Вестовой, что привез пакет, снова машет шапкой из-за рогаток.
– Ваше благородие! Ваше благородие! – кричит он в рупор из своих ладоней.
– Что тебе, Гаврилыч?
– Квиток, ваше благородие!
– Какой там квиток?
– Квиток... расписочку, значит, что получил депорт.
– Ладно, подожди! – потом, обратясь к фон Шталю, прибавил: – Ведь у нас и расписку ему выдать не иначе можно, как через карантен. Сначала ее напиши, да высуши, да в уксус омочи, да там ее через огонь окурят, тогда и бросай на стреле на тот бок... Беда! А то она, проклятая, может, на клочке бумаги сидит, либо в чернильницу забралась, либо на конце пера угнездилась, ну, без карантену да без окуриванья огнем и нельзя ничего посылать на тот бок... Перекинешь и ее «анафемскую» на стреле... Вот дожили.
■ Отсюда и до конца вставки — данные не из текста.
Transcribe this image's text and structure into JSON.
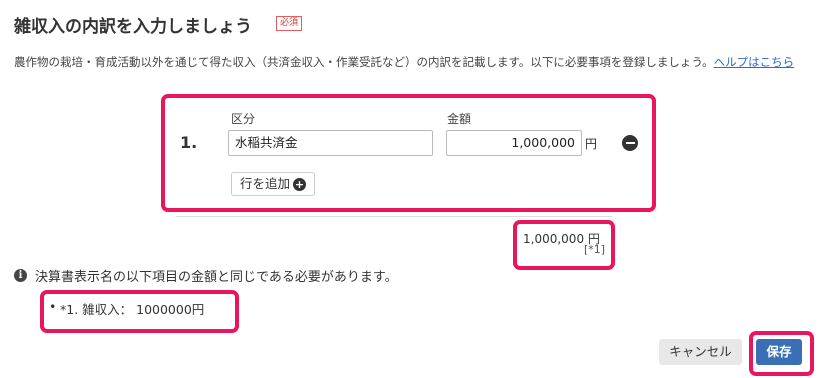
{
  "header": {
    "title": "雑収入の内訳を入力しましょう",
    "required_badge": "必須"
  },
  "description": {
    "text": "農作物の栽培・育成活動以外を通じて得た収入（共済金収入・作業受託など）の内訳を記載します。以下に必要事項を登録しましょう。",
    "help_link": "ヘルプはこちら"
  },
  "form": {
    "category_label": "区分",
    "amount_label": "金額",
    "rows": [
      {
        "number": "1.",
        "category": "水稲共済金",
        "amount": "1,000,000",
        "unit": "円"
      }
    ],
    "add_row_label": "行を追加"
  },
  "total": {
    "amount": "1,000,000",
    "unit": "円",
    "note": "[*1]"
  },
  "notice": {
    "text": "決算書表示名の以下項目の金額と同じである必要があります。",
    "items": [
      "*1. 雑収入： 1000000円"
    ]
  },
  "footer": {
    "cancel_label": "キャンセル",
    "save_label": "保存"
  },
  "colors": {
    "highlight": "#e8175d",
    "primary": "#3a6fb5",
    "link": "#2a6bd1"
  }
}
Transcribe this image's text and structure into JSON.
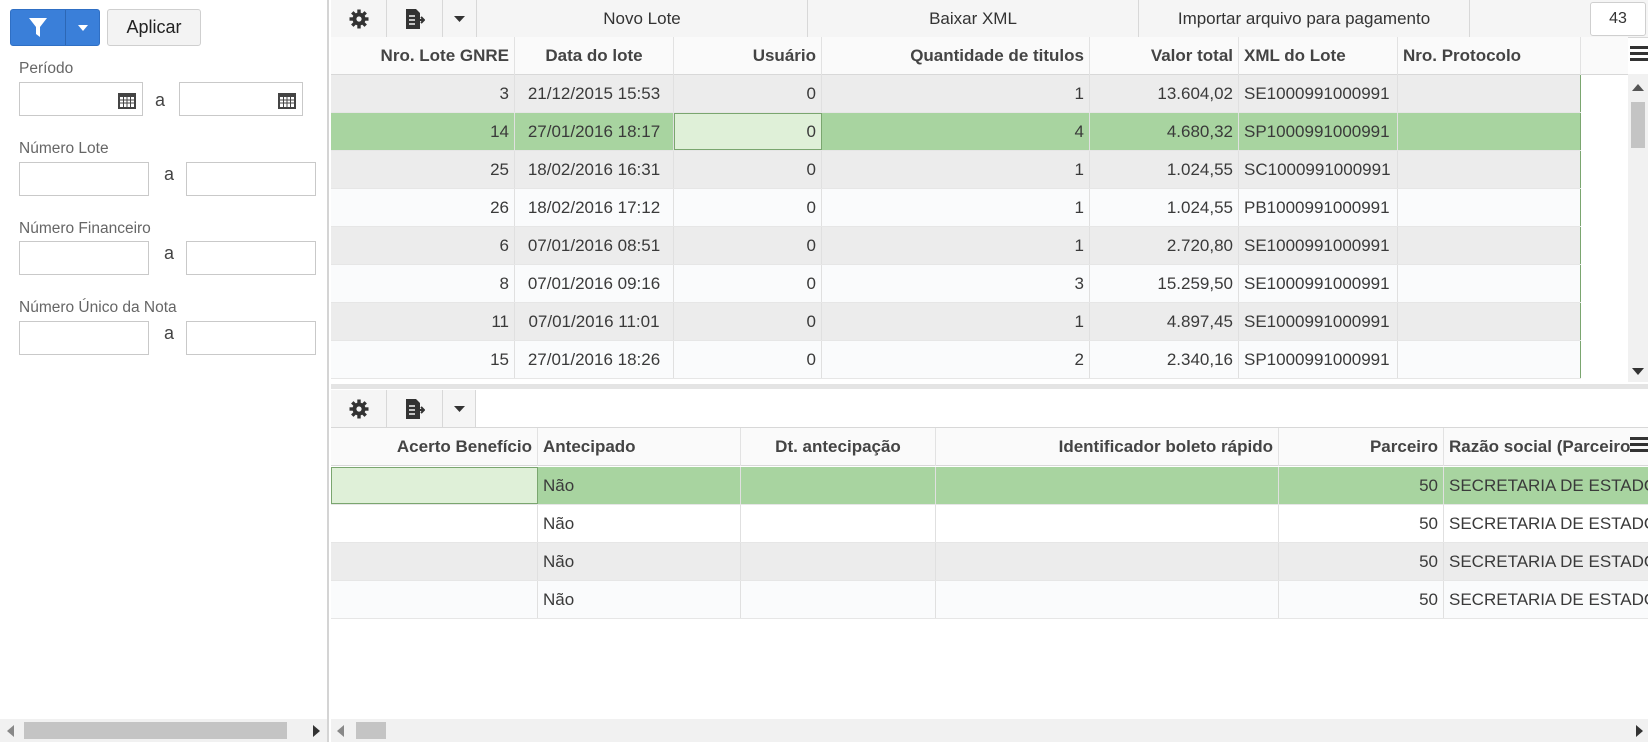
{
  "filter": {
    "apply_label": "Aplicar",
    "separator": "a",
    "fields": [
      {
        "label": "Período",
        "from_value": "",
        "to_value": ""
      },
      {
        "label": "Número Lote",
        "from_value": "",
        "to_value": ""
      },
      {
        "label": "Número Financeiro",
        "from_value": "",
        "to_value": ""
      },
      {
        "label": "Número Único da Nota",
        "from_value": "",
        "to_value": ""
      }
    ]
  },
  "top_toolbar": {
    "new_lot_label": "Novo Lote",
    "download_xml_label": "Baixar XML",
    "import_label": "Importar arquivo para pagamento",
    "record_count": "43"
  },
  "top_grid": {
    "headers": [
      "Nro. Lote GNRE",
      "Data do lote",
      "Usuário",
      "Quantidade de titulos",
      "Valor total",
      "XML do Lote",
      "Nro. Protocolo"
    ],
    "rows": [
      {
        "lote": "3",
        "data": "21/12/2015 15:53",
        "usuario": "0",
        "qtd": "1",
        "valor": "13.604,02",
        "xml": "SE1000991000991",
        "protocolo": ""
      },
      {
        "lote": "14",
        "data": "27/01/2016 18:17",
        "usuario": "0",
        "qtd": "4",
        "valor": "4.680,32",
        "xml": "SP1000991000991",
        "protocolo": ""
      },
      {
        "lote": "25",
        "data": "18/02/2016 16:31",
        "usuario": "0",
        "qtd": "1",
        "valor": "1.024,55",
        "xml": "SC1000991000991",
        "protocolo": ""
      },
      {
        "lote": "26",
        "data": "18/02/2016 17:12",
        "usuario": "0",
        "qtd": "1",
        "valor": "1.024,55",
        "xml": "PB1000991000991",
        "protocolo": ""
      },
      {
        "lote": "6",
        "data": "07/01/2016 08:51",
        "usuario": "0",
        "qtd": "1",
        "valor": "2.720,80",
        "xml": "SE1000991000991",
        "protocolo": ""
      },
      {
        "lote": "8",
        "data": "07/01/2016 09:16",
        "usuario": "0",
        "qtd": "3",
        "valor": "15.259,50",
        "xml": "SE1000991000991",
        "protocolo": ""
      },
      {
        "lote": "11",
        "data": "07/01/2016 11:01",
        "usuario": "0",
        "qtd": "1",
        "valor": "4.897,45",
        "xml": "SE1000991000991",
        "protocolo": ""
      },
      {
        "lote": "15",
        "data": "27/01/2016 18:26",
        "usuario": "0",
        "qtd": "2",
        "valor": "2.340,16",
        "xml": "SP1000991000991",
        "protocolo": ""
      }
    ]
  },
  "bottom_grid": {
    "headers": [
      "Acerto Benefício",
      "Antecipado",
      "Dt. antecipação",
      "Identificador boleto rápido",
      "Parceiro",
      "Razão social (Parceiro)"
    ],
    "rows": [
      {
        "acerto": "",
        "antecipado": "Não",
        "dt": "",
        "boleto": "",
        "parceiro": "50",
        "razao": "SECRETARIA DE ESTADO"
      },
      {
        "acerto": "",
        "antecipado": "Não",
        "dt": "",
        "boleto": "",
        "parceiro": "50",
        "razao": "SECRETARIA DE ESTADO"
      },
      {
        "acerto": "",
        "antecipado": "Não",
        "dt": "",
        "boleto": "",
        "parceiro": "50",
        "razao": "SECRETARIA DE ESTADO"
      },
      {
        "acerto": "",
        "antecipado": "Não",
        "dt": "",
        "boleto": "",
        "parceiro": "50",
        "razao": "SECRETARIA DE ESTADO"
      }
    ]
  },
  "icons": {
    "filter": "funnel-icon",
    "settings": "gear-icon",
    "export": "file-export-icon",
    "dropdown": "caret-down-icon",
    "calendar": "calendar-icon",
    "columns_menu": "hamburger-menu-icon"
  },
  "colors": {
    "primary": "#3a7fd9",
    "selected_row": "#a8d4a0",
    "focused_cell": "#dff0d8"
  }
}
Повозки остановились у ворот карантина. Ух, это точно кладбище для живых...
III. КАРАНТИН. БЕГСТВО ЗАБРОДИКарантинные здания состояли из трех рядов низеньких, длинных, отгороженных одна от другой деревянных казарм, при одном взгляде на которые у приехавших сжалось сердце.
Собственно карантинные лазареты расположены были по краям этого живого кладбища. Это были длинные, очень длинные параллелограммы, с своей стороны разбитые на маленькие, в несколько сажен параллелограммики, в которых вмещались маленькие дворики с крохотными, на одной стороне крытыми навесниками и такими же крохотными в два крохотных окошечка домиками, находившимися в общей связи и под одною тесовою крышею со всеми прочими крохотными домиками общего, большого, сильно удлиненного лазаретного параллелограмма. Достаточно вообразить длинную, очень длинную, конюшню, разбитую на соответственное число стойл: каждое стойло вмещает в себе и крохотный домик со светлою комнаткою, кухнею и печкою; и свой длинненький, открытый, но отгороженный от другого дворик; и свои отдельные воротцы, запертые на замок, ключ от которого у карантинного доктора; и свое единственное отверстие, в которое по маленькому желобику вливают воду в чан для заключенных в этом параллелограммике... По длинной крыше лазаретов лепятся трубы по числу карантинных покоев.
Между лазаретами тянутся карантинные службы, заключенные в особую деревянную ограду: на первом плане караульня, вмещающая в себе покои офицерские, писарские, унтер-офицерские и жилья для часовых и конвойных. Далее покои для доктора, аптекаря и фельдшеров, покои комиссарские, служительские для могильщиков («мортусов» в смоляном платье); особо для поваров, прачек. Тут и амбары для съестных припасов, и амбары курительные, и сараи для карантинного имущества, для скота...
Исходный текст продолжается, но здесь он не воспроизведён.